(Editor’s Note: We are thrilled to have a great public policy student interning with us this semester. This is the first of her posts, but you’ll see more soon!)
Last Thursday, Congress voted to reauthorize the Violence Against Women Act (VAWA) in a bi-partisan vote of 286-138. YES! VAWA now provides protection for immigrant and Native American women, as well as the LGBT community. It will also increase funding for non-profits assisting survivors of sexual assault as well.
The prevention of domestic violence and assault against women has recently become a global movement with the One Billion Rising event that occurred on Valentine’s Day last month, all over the world. Although One Billion Rising only addressed violence against women, it was a powerful statement that the world is not willing to accept this violence any longer. (Watch all the videos at http://www.onebillionrising.org/livestream).
The national and international media coverage on sexual assault recently has developed the movement to protect women, whether in the streets of India, or on tribal lands in the U.S. As this movement grows, its power needs to be harnessed to protect all survivors of intimate partner violence and sexual assault. The reauthorization of VAWA is a great victory, and has increased the possibilities of legal recourse and prevention of discrimination, but wait, what next?
VAWA’s exclusion of men and boys who suffer from domestic violence and sexual assault is troubling. Although the majority of domestic violence occurs against women, it is important to recognize that violence and sexual assault it not limited by sexual orientation or gender identity. It can literally happen to anyone. Another shortcoming of VAWA is that the term LGBT is used instead of LGBTQ, which will continue to exclude Americans who identify as queer.

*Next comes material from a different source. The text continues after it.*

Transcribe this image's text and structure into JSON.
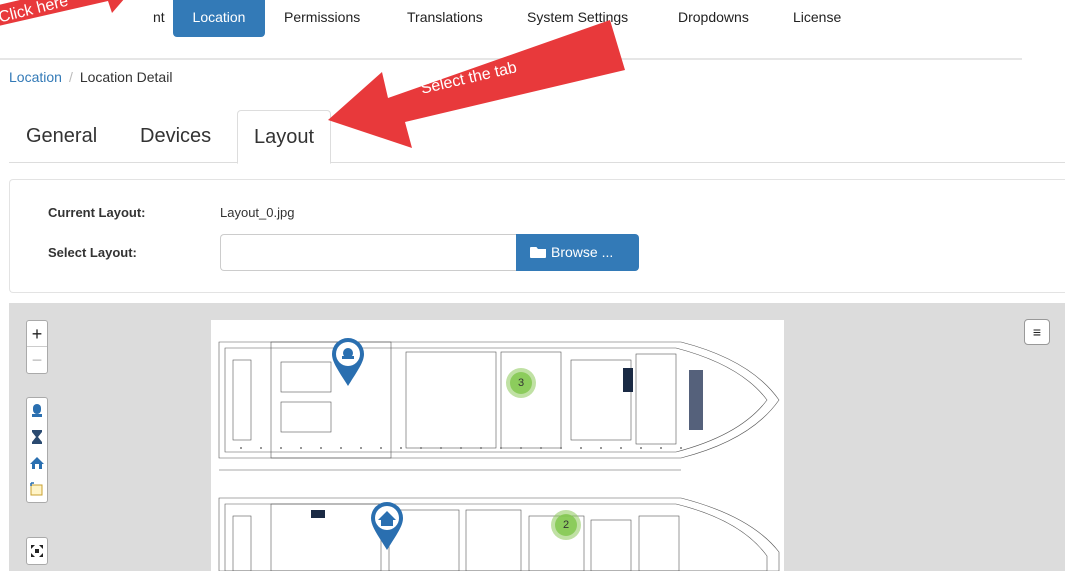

Future legislation needs to include all survivors of intimate partner violence and sexual assault. As Democratic Leader, Nancy Pelosi, stated, “Let’s… ensure that no woman is ever forced to suffer in silence in the face of domestic violence and abuse.” We have an opportunity to ensure this internationally as well. As John Kerry, newly-appointed Secretary of State, comes into office, it is essential that he continues to integrate women’s health programs into U.S. foreign policy and we’ll be here to remind him of that, no matter what.